Order! Government members will remain silent.
Mr NATHAN REES:
I remind the House that the volatility in figures does not affect only the New South Wales Treasury forecast but, indeed, forecasts all over the world. Whether it is a major bank or a major jurisdiction in Australia or overseas, projections have been volatile, such as the Federal Government's $115 billion. The Australian Bureau of Statistics today released data on a national output showing a decrease in gross domestic product of 0.5 per cent in the December quarter. In New South Wales the State final demand decreased by 0.3 per cent over the quarter, following a revised increase of 0.5 per cent in the previous quarter.

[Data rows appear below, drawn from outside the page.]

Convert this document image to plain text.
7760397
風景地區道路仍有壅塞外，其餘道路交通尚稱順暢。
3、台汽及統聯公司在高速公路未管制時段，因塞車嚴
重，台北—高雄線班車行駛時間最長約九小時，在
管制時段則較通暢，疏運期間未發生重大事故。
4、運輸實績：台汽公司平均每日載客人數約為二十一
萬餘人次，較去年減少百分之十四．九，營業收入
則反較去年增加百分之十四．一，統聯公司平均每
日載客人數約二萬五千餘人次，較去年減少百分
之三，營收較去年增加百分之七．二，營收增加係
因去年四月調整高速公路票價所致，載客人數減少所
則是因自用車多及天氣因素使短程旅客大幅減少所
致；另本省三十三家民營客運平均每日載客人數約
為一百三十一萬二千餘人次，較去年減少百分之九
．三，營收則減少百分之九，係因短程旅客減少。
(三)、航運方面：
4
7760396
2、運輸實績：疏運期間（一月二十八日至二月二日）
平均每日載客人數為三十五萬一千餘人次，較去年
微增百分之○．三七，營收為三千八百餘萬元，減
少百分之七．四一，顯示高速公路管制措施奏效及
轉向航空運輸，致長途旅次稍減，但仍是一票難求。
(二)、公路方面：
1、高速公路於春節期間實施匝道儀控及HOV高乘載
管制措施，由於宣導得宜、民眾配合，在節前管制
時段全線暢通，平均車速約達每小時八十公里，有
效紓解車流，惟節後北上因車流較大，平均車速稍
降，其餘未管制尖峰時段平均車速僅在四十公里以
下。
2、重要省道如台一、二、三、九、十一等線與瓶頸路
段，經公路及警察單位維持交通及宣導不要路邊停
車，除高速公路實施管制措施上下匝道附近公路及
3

Over the last two quarters New South Wales demand has grown by 0.2 per cent, compared to a negative 0.4 per cent for Victoria and a negative 0.4 per cent for Australia. There are some upsides and cause for cautious optimism around export volumes, which grew by 8.2 per cent in the December quarter. We have been encouraged by yesterday's results, which showed New South Wales leading Australia in the January retail sales figures, which rose 1.9 per cent. Volatility in projections, estimates and the data for every jurisdiction and large business is a feature of the current times. We will update our responses, as required. Everyone is dealing with a world in which there is increased volatility to an extent we have not seen for 70 years.